NATS Weekly #26

Byron Ruth

Published on May 16th, 2022

Week of May 9 - 15, 2022

🗞 Announcements, writings, and projects

A short list of  announcements, blog posts, projects updates and other news.

âš¡Releases

Official releases from NATS repos and others in the ecosystem.

💬 Discussions

Github Discussions from various NATS repositories.

💡 Recently asked questions

Questions sourced from Slack, Twitter, or individuals. Responses and examples are in my own words, unless otherwise noted.

How can I spin-up a server for testing?

There is a hidden gem in the NATS CLI which allows you to run a NATS server for development or testing purposes.

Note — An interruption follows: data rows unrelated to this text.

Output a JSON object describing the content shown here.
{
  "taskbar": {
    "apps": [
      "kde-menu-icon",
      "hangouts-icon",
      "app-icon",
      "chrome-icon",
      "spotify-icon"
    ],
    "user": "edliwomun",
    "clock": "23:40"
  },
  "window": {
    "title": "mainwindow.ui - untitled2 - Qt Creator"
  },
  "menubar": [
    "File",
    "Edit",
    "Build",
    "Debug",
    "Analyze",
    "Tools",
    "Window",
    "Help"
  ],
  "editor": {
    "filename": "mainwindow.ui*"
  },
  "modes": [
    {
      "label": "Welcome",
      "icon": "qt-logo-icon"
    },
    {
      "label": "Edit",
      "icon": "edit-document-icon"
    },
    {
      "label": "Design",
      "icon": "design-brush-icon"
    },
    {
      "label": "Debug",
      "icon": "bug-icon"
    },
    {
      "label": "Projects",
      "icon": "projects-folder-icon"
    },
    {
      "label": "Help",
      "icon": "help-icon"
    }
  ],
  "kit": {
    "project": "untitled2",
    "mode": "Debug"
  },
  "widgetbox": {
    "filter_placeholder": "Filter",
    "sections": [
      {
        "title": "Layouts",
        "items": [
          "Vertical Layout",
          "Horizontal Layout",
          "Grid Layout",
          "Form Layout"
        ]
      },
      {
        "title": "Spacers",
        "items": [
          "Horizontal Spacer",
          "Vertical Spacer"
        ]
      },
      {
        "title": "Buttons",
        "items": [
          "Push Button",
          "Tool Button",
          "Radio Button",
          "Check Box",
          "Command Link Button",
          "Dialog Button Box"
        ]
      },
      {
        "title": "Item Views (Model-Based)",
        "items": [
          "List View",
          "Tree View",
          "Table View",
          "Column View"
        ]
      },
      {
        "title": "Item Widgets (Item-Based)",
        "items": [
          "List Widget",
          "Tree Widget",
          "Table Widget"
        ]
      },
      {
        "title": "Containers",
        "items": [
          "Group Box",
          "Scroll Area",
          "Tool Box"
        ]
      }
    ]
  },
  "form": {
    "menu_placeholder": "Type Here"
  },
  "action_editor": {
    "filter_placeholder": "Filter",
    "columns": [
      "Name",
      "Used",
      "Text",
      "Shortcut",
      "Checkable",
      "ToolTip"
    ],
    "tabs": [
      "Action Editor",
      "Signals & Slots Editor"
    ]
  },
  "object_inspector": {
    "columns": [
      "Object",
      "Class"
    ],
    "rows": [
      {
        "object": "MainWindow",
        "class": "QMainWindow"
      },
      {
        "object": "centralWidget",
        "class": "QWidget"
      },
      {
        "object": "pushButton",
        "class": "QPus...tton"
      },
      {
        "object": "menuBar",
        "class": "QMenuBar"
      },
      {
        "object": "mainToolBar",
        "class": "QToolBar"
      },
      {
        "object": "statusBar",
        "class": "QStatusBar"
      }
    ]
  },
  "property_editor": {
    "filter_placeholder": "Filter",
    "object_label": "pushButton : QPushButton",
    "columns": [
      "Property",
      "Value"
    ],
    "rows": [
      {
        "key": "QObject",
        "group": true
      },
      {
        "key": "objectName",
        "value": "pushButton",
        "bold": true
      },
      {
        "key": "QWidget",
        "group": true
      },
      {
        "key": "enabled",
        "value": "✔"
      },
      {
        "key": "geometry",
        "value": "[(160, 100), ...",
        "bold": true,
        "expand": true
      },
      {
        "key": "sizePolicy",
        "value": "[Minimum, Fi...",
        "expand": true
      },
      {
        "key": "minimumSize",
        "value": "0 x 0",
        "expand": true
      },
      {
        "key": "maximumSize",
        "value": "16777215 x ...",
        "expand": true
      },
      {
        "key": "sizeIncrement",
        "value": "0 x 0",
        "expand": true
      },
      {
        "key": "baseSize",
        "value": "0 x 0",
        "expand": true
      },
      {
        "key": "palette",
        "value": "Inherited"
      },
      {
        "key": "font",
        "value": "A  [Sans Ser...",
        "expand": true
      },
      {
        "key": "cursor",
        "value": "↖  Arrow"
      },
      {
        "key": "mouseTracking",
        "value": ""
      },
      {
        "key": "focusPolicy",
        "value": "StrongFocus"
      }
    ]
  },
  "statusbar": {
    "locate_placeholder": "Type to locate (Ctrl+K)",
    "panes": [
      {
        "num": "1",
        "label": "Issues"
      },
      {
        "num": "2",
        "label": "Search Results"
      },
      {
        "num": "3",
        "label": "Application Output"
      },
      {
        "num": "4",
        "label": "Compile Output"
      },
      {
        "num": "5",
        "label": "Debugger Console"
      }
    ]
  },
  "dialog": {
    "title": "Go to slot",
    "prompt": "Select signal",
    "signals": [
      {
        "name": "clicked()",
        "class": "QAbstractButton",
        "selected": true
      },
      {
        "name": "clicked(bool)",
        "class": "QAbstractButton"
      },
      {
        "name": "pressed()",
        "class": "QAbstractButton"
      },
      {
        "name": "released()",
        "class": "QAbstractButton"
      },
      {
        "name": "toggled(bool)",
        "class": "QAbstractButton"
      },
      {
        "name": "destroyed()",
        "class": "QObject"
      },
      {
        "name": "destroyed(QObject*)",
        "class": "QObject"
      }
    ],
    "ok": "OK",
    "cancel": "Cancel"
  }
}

nats server run --jetstream

This will generate a temporary config file based on the CLI options you specify. It automatically creates two accounts, USER and SERVICE and exports and imports the service.> subject to the USER account. Both have generated credentials that are printed out on startup, for example:

Note the credentials, NATS URL (with a random port) and the path to the configuration file is all present to inspect.

At this point, you can use the NATS CLI (or customer application) to use the service creds to provide some service and the user creds to connect and consume the service.

Two additional notable options to this command are --extend and --extend-demo which generates additional configuration to connect this ephemeral server as a leaf node to an existing cluster or the NATS demo cluster, respectively.

How does a mirror behave when a message is deleted or a purge occurs on the source stream?

NATS has support for asynchronous data replication where a stream can act as a mirror of a stream or, more generally, a stream can be configured to source messages from one or more streams (in addition to its own messages). A mirror can be thought of as a specialization of the multi-stream sourcing case.

A notable feature of either of these setups is that the target stream can be configured with a different retention policy and replication factor than the sources. For example, the source stream may be considered as an interest-based stream which means that once all consumers ack a message in that stream, it is deleted. If we create a mirror for the purpose of archiving these messages in long-term storage, we can configure the mirror to be limits-based so the message is not deleted based on interest.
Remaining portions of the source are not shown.